There were alternatives then as doubtless there are now. What seems particularly unreal is the assumption that ‘Keynesianism’ or monetarism could be adequate by themselves, or that they are mutually exclusive. Each side is too often its own enemy. Keynesians are apt to forget Keynes’s monetarist side. Monetarists, even Professor Milton Friedman himself, are so anxious to stress the need for monetary control that they neglect the other, complementary elements in their dream of an efficient market economy, such as anti-monopoly action and freeing of markets. If that wider framework had been kept in mind, critics and supporters of monetarism alike might long ago have abated their mutual hostility, to the great advantage of our suffering economy.
L.S. Pressnell
Professor of Economic and Social History, University of Kent
Ian Gilmour writes: Despite his opening remarks, Professor Pressnell does not disagree with much of what I wrote. His disagreement is chiefly with things I did not write. For instance, I did not suggest that the years 1951-1964 were wholly successful: I said that our competitors did much better, and that our governments made many mistakes. I did not talk about Stop-Go because, unlike the Professor, I was not seeking to write a history of those years: I was seeking to demolish a number of current myths. Later in his letter Professor Pressnell does not deny that there was a policy of stabilisation. I did not say that there were no arguments within government about monetary policy during those years. Naturally there were arguments about that, and about all other aspects of economic policy. But my article was long enough already without including laborious statements of the obvious.
Professor Pressnell gives reasons for the low inflation rate in 1958-1959 and 1959-1960. He does not dispute the figures I supplied. He then tries to manufacture an argument by leaving out the figures for 1950-1953. If these are included, it is quite clear that, as I said, inflation did not rise in the Fifties, but fell. He then completes his argument by saying that inflation rose in the Sixties – which is just what I said. I did not say that the Conservative governments did not try to improve their economic management, because, again, that seemed sufficiently obvious.
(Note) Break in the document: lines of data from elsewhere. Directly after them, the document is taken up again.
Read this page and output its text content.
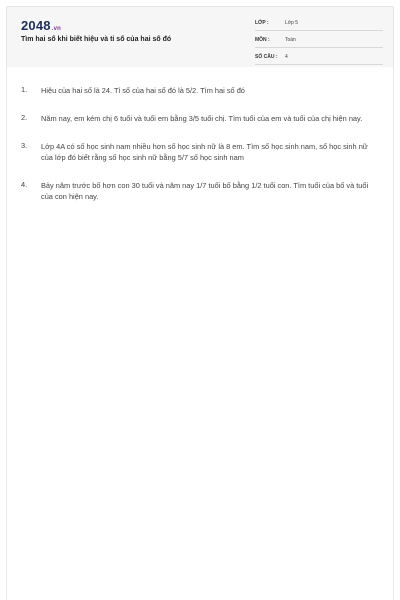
2048.vn
Tìm hai số khi biết hiệu và tỉ số của hai số đó
LỚP :	Lớp 5
MÔN :	Toán
SỐ CÂU : 4
1. Hiệu của hai số là 24. Tỉ số của hai số đó là 5/2. Tìm hai số đó
2. Năm nay, em kém chị 6 tuổi và tuổi em bằng 3/5 tuổi chị. Tìm tuổi của em và tuổi của chị hiện nay.
3. Lớp 4A có số học sinh nam nhiều hơn số học sinh nữ là 8 em. Tìm số học sinh nam, số học sinh nữ của lớp đó biết rằng số học sinh nữ bằng 5/7 số học sinh nam
4. Bảy năm trước bố hơn con 30 tuổi và năm nay 1/7 tuổi bố bằng 1/2 tuổi con. Tìm tuổi của bố và tuổi của con hiện nay.
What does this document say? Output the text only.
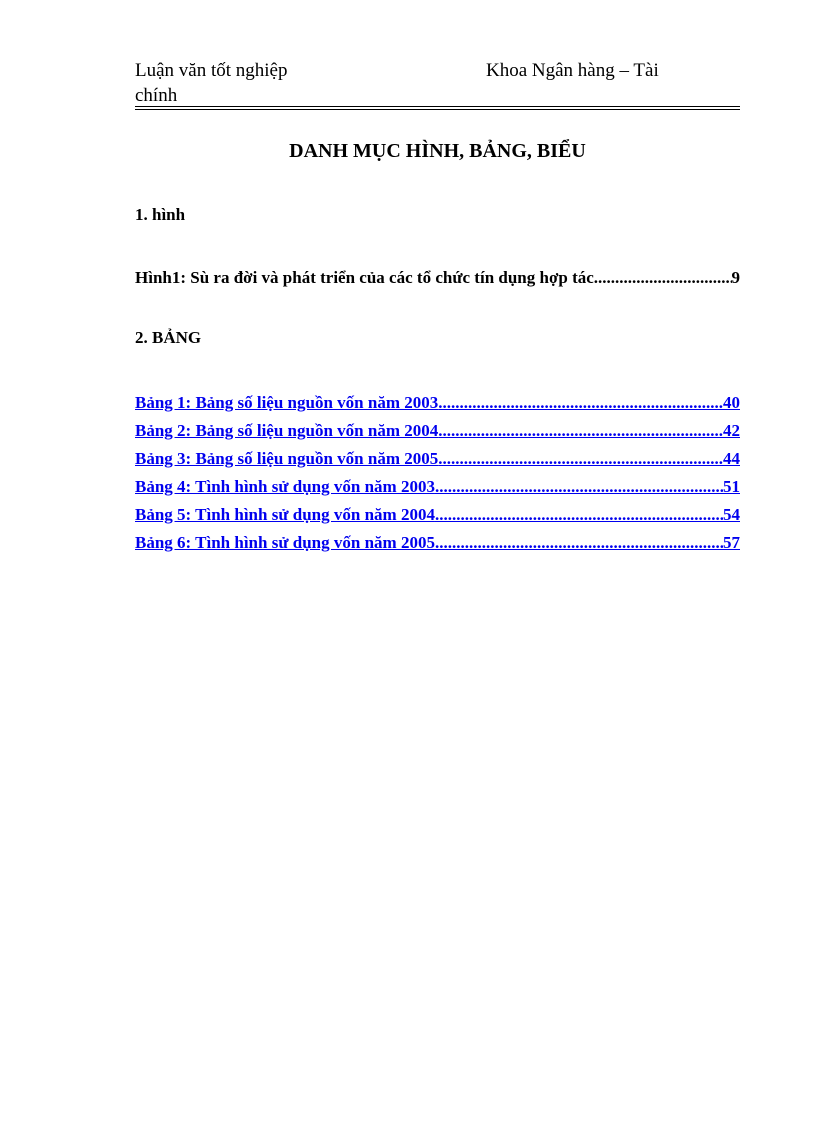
Luận văn tốt nghiệp	Khoa Ngân hàng – Tài
chính
DANH MỤC HÌNH, BẢNG, BIỂU
1. hình
Hình1: Sù ra đời và phát triển của các tổ chức tín dụng hợp tác .....	9
2. BẢNG
Bảng 1: Bảng số liệu nguồn vốn năm 2003 .....	40
Bảng 2: Bảng số liệu nguồn vốn năm 2004 .....	42
Bảng 3: Bảng số liệu nguồn vốn năm 2005 .....	44
Bảng 4: Tình hình sử dụng vốn năm 2003 .....	51
Bảng 5: Tình hình sử dụng vốn năm 2004 .....	54
Bảng 6: Tình hình sử dụng vốn năm 2005 .....	57
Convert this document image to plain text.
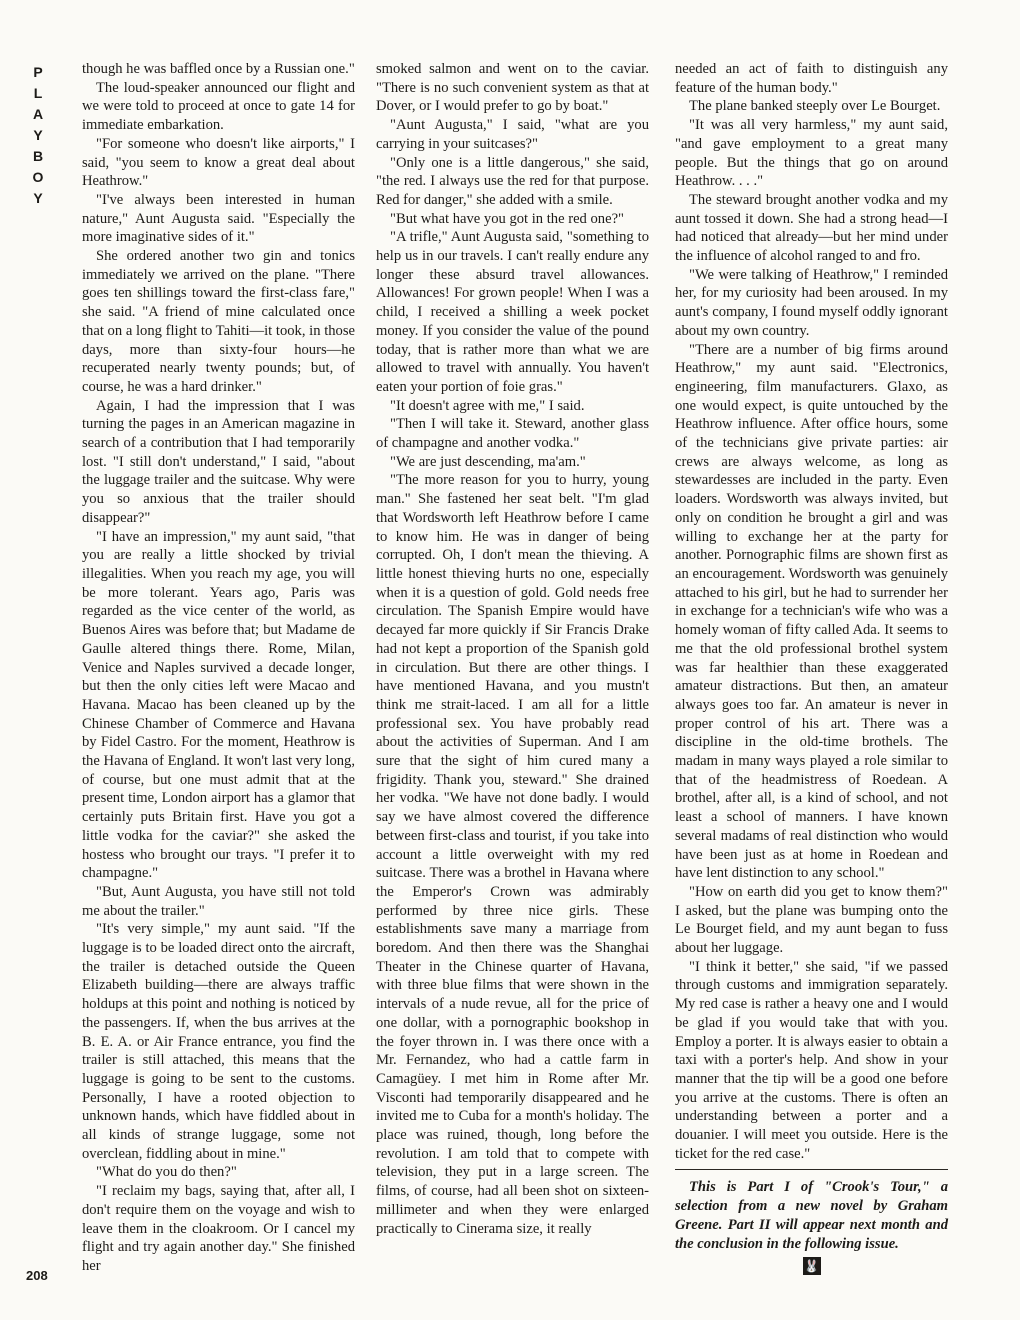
P
L
A
Y
B
O
Y

though he was baffled once by a Russian one."

The loud-speaker announced our flight and we were told to proceed at once to gate 14 for immediate embarkation.

"For someone who doesn't like airports," I said, "you seem to know a great deal about Heathrow."

"I've always been interested in human nature," Aunt Augusta said. "Especially the more imaginative sides of it."

She ordered another two gin and tonics immediately we arrived on the plane. "There goes ten shillings toward the first-class fare," she said. "A friend of mine calculated once that on a long flight to Tahiti—it took, in those days, more than sixty-four hours—he recuperated nearly twenty pounds; but, of course, he was a hard drinker."

Again, I had the impression that I was turning the pages in an American magazine in search of a contribution that I had temporarily lost. "I still don't understand," I said, "about the luggage trailer and the suitcase. Why were you so anxious that the trailer should disappear?"

"I have an impression," my aunt said, "that you are really a little shocked by trivial illegalities. When you reach my age, you will be more tolerant. Years ago, Paris was regarded as the vice center of the world, as Buenos Aires was before that; but Madame de Gaulle altered things there. Rome, Milan, Venice and Naples survived a decade longer, but then the only cities left were Macao and Havana. Macao has been cleaned up by the Chinese Chamber of Commerce and Havana by Fidel Castro. For the moment, Heathrow is the Havana of England. It won't last very long, of course, but one must admit that at the present time, London airport has a glamor that certainly puts Britain first. Have you got a little vodka for the caviar?" she asked the hostess who brought our trays. "I prefer it to champagne."

"But, Aunt Augusta, you have still not told me about the trailer."

"It's very simple," my aunt said. "If the luggage is to be loaded direct onto the aircraft, the trailer is detached outside the Queen Elizabeth building—there are always traffic holdups at this point and nothing is noticed by the passengers. If, when the bus arrives at the B. E. A. or Air France entrance, you find the trailer is still attached, this means that the luggage is going to be sent to the customs. Personally, I have a rooted objection to unknown hands, which have fiddled about in all kinds of strange luggage, some not overclean, fiddling about in mine."

"What do you do then?"

"I reclaim my bags, saying that, after all, I don't require them on the voyage and wish to leave them in the cloakroom. Or I cancel my flight and try again another day." She finished her

smoked salmon and went on to the caviar. "There is no such convenient system as that at Dover, or I would prefer to go by boat."

"Aunt Augusta," I said, "what are you carrying in your suitcases?"

"Only one is a little dangerous," she said, "the red. I always use the red for that purpose. Red for danger," she added with a smile.

"But what have you got in the red one?"

"A trifle," Aunt Augusta said, "something to help us in our travels. I can't really endure any longer these absurd travel allowances. Allowances! For grown people! When I was a child, I received a shilling a week pocket money. If you consider the value of the pound today, that is rather more than what we are allowed to travel with annually. You haven't eaten your portion of foie gras."

"It doesn't agree with me," I said.

"Then I will take it. Steward, another glass of champagne and another vodka."

"We are just descending, ma'am."

"The more reason for you to hurry, young man." She fastened her seat belt. "I'm glad that Wordsworth left Heathrow before I came to know him. He was in danger of being corrupted. Oh, I don't mean the thieving. A little honest thieving hurts no one, especially when it is a question of gold. Gold needs free circulation. The Spanish Empire would have decayed far more quickly if Sir Francis Drake had not kept a proportion of the Spanish gold in circulation. But there are other things. I have mentioned Havana, and you mustn't think me strait-laced. I am all for a little professional sex. You have probably read about the activities of Superman. And I am sure that the sight of him cured many a frigidity. Thank you, steward." She drained her vodka. "We have not done badly. I would say we have almost covered the difference between first-class and tourist, if you take into account a little overweight with my red suitcase. There was a brothel in Havana where the Emperor's Crown was admirably performed by three nice girls. These establishments save many a marriage from boredom. And then there was the Shanghai Theater in the Chinese quarter of Havana, with three blue films that were shown in the intervals of a nude revue, all for the price of one dollar, with a pornographic bookshop in the foyer thrown in. I was there once with a Mr. Fernandez, who had a cattle farm in Camagüey. I met him in Rome after Mr. Visconti had temporarily disappeared and he invited me to Cuba for a month's holiday. The place was ruined, though, long before the revolution. I am told that to compete with television, they put in a large screen. The films, of course, had all been shot on sixteen-millimeter and when they were enlarged practically to Cinerama size, it really

needed an act of faith to distinguish any feature of the human body."

The plane banked steeply over Le Bourget.

"It was all very harmless," my aunt said, "and gave employment to a great many people. But the things that go on around Heathrow. . . ."

The steward brought another vodka and my aunt tossed it down. She had a strong head—I had noticed that already—but her mind under the influence of alcohol ranged to and fro.

"We were talking of Heathrow," I reminded her, for my curiosity had been aroused. In my aunt's company, I found myself oddly ignorant about my own country.

"There are a number of big firms around Heathrow," my aunt said. "Electronics, engineering, film manufacturers. Glaxo, as one would expect, is quite untouched by the Heathrow influence. After office hours, some of the technicians give private parties: air crews are always welcome, as long as stewardesses are included in the party. Even loaders. Wordsworth was always invited, but only on condition he brought a girl and was willing to exchange her at the party for another. Pornographic films are shown first as an encouragement. Wordsworth was genuinely attached to his girl, but he had to surrender her in exchange for a technician's wife who was a homely woman of fifty called Ada. It seems to me that the old professional brothel system was far healthier than these exaggerated amateur distractions. But then, an amateur always goes too far. An amateur is never in proper control of his art. There was a discipline in the old-time brothels. The madam in many ways played a role similar to that of the headmistress of Roedean. A brothel, after all, is a kind of school, and not least a school of manners. I have known several madams of real distinction who would have been just as at home in Roedean and have lent distinction to any school."

"How on earth did you get to know them?" I asked, but the plane was bumping onto the Le Bourget field, and my aunt began to fuss about her luggage.

"I think it better," she said, "if we passed through customs and immigration separately. My red case is rather a heavy one and I would be glad if you would take that with you. Employ a porter. It is always easier to obtain a taxi with a porter's help. And show in your manner that the tip will be a good one before you arrive at the customs. There is often an understanding between a porter and a douanier. I will meet you outside. Here is the ticket for the red case."

This is Part I of "Crook's Tour," a selection from a new novel by Graham Greene. Part II will appear next month and the conclusion in the following issue.

🐰
208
He suggests but surely cannot mean that an incomes policy is an alternative to Keynesianism.
In concentrating on what I did not write, he has largely ignored what I did write: that the monetarist revolution is based upon bad history. But his principal confusion is his apparent belief that to pay any attention to monetary policy is to be a monetarist, and that to criticise monetarism as it has been preached and practised during the last few years is to imply that monetary policy should be wholly ignored.